June 25, 2019 at 5:00 am ET
At the Mastercard shareholder meeting today, shareholders who have not already voted electronically or through their financial advisor will have an opportunity to vote on five proposals. Three of the proposals are consistent across public companies: executive compensation, independent accounting firm and CEO pay ratio.
Of the two remaining proposals on the ballot, one addresses the gender pay gap, and another requests Mastercard to establish a human rights committee to monitor the domestic and international developments of human rights and its effect on Mastercard’s businesses. Three individuals and Lisa Lindsley on behalf of the group SumOfUs, which receives funding from individuals and groups like George Soros’ Open Society Foundations, support the proposal.

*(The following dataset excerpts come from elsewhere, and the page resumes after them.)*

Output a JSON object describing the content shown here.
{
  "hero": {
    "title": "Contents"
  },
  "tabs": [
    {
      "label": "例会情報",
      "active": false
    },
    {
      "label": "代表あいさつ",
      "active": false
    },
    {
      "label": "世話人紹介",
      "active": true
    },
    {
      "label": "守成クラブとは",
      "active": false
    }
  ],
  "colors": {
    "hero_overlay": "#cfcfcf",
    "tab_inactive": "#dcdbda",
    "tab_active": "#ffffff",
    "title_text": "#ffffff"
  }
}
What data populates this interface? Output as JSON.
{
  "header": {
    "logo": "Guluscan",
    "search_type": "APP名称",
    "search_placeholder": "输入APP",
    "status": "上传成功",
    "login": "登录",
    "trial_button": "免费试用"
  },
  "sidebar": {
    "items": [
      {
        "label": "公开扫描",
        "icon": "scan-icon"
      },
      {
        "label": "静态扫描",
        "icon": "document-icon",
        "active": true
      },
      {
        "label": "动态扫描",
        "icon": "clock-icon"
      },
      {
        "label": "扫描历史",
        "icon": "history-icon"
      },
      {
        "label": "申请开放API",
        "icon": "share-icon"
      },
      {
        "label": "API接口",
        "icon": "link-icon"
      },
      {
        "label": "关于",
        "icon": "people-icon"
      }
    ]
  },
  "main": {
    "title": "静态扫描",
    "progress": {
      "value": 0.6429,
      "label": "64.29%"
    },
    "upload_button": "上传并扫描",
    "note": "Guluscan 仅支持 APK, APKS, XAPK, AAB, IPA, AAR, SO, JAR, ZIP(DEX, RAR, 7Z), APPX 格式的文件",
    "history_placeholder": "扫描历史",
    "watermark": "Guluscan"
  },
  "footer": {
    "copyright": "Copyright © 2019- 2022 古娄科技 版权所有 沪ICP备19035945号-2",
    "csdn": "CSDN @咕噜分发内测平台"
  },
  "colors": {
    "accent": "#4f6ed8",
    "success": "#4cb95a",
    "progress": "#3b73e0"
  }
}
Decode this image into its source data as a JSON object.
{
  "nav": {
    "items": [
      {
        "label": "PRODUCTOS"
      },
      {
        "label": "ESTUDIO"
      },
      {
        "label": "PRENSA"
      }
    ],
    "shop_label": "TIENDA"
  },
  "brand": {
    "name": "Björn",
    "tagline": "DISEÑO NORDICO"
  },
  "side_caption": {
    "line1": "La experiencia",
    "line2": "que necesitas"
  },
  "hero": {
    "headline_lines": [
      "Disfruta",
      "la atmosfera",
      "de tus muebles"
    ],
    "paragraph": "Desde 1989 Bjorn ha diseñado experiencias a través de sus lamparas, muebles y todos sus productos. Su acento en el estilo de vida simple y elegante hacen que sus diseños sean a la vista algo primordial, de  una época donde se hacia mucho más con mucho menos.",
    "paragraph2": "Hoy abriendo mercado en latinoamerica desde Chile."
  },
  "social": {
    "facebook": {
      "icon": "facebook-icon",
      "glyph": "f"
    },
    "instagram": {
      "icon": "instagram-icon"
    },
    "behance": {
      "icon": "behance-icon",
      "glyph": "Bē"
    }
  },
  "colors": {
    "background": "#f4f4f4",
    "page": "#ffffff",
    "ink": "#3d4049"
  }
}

These shareholders believe Mastercard has a duty to follow their industry peers, and like PayPal shut off payment processing to groups they find unsavory: “The Proposal asks the Company to cease providing payment switching services to specific merchants.” What is more concerning is that the proposal would effectively bind Mastercard to a set of human rights “Guiding Principles” established by the United Nations for businesses to follow.

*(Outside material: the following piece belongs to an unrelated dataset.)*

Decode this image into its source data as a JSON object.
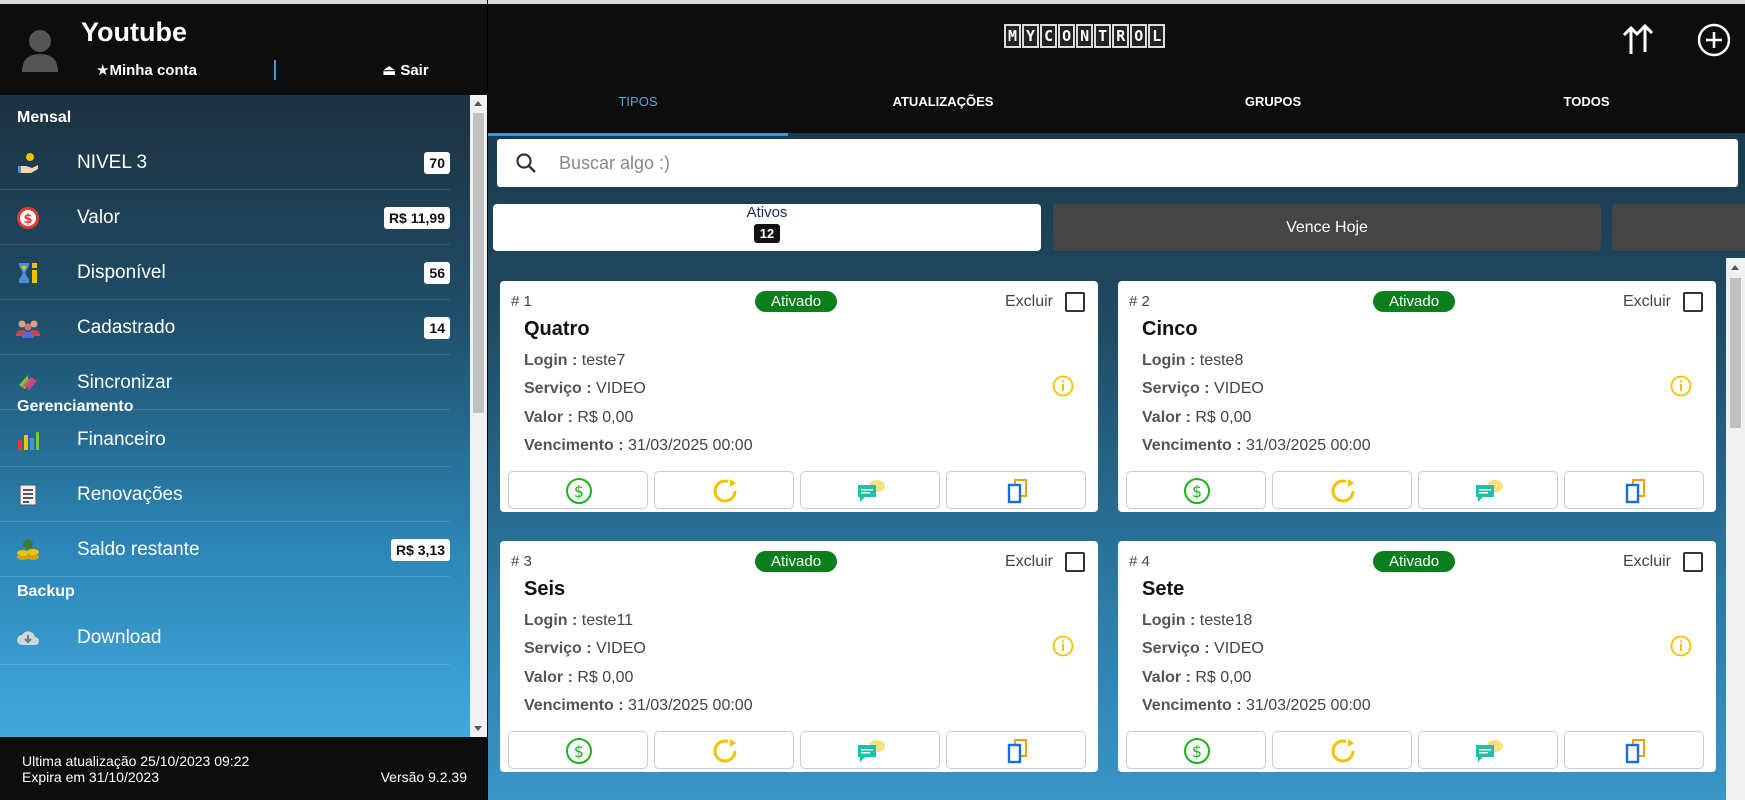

The principles say, “these Guiding Principles apply to all States and to all business enterprises, both transnational and others, regardless of their size, sector, location, ownership and structure.” While the Principles note there are no legal obligations to force a company to follow them, failure to incorporate the Principles into everyday business operations could bring future litigation.
Known as “soft laws,” the Guiding Principles in effect create additional corporate social responsibilities for Mastercard that could include policing their supply chains and the retailers or individual sellers using their products, and additionally monitoring and tracking customers’ purchases. The law firm White & Case notes that governments themselves are mandating greater disclosure, but further disclosure than what is mandated by law “can expose companies to adverse publicity, and potential litigation regarding the depth and quality of those disclosures.”
And this proxy season, Mastercard was not alone in receiving proposals similar to this effect. The Interfaith Center on Corporate Responsibility supported 31 shareholder proposals this year relating to the Guiding Principles. These proposals targeted companies across the industry, including tech, food, manufacturing, retail, banks and other financial institutions, energy and even a large contracting company.
SunTrust Banks also received the same proposal and was supported by ICCR, though it was ultimately withdrawn before receiving a vote before the shareholder meeting. What is notable is one of ICCR’s listed members is the AFSCME union, which has in the past filed similar proposals. Since 2014, the union has shifted its direction and submitted proposals that focus on federal relations, with ICCR following their lead on the issue.
In Mastercard’s case, the SEC denied their ability to exclude the proposal from their shareholder meeting and concluded “the Proposal transcends ordinary business matters.” However, the SEC’s Division of Corporate Finance has previously provided relief in the form of a no-action letter that allowed a tech company to omit a similar proposal recently, but did not provide the same latitude to Mastercard.
Mastercard shareholders should be wary of proposals like this and question whether the wishes of a select few are motivating enough to move the business in the direction of censorship and exclusion of customers from the payment platform. Mastercard’s fifth proposal demonstrates why there is concern among investors. Forcing companies to take stances on social and political issues that have nothing to do with the nature of the business ultimately detracts from shareholder value and creates a climate for future litigation.
Supporters of Proposal 5 will say that without adopting internal committees to implement the Guiding Principles, Mastercard risks reputational damage. In reality, it is Mastercard’s customers, employees, individual shareholders and those who passively own shares in their retirement accounts or pensions funds who are hurt by similar proposals that shift resources away from the core business to chase the social motivations of a small minority.
James Setterlund is the Executive Director of the Shareholder Advocacy Forum, a project of Americans for Tax Reform.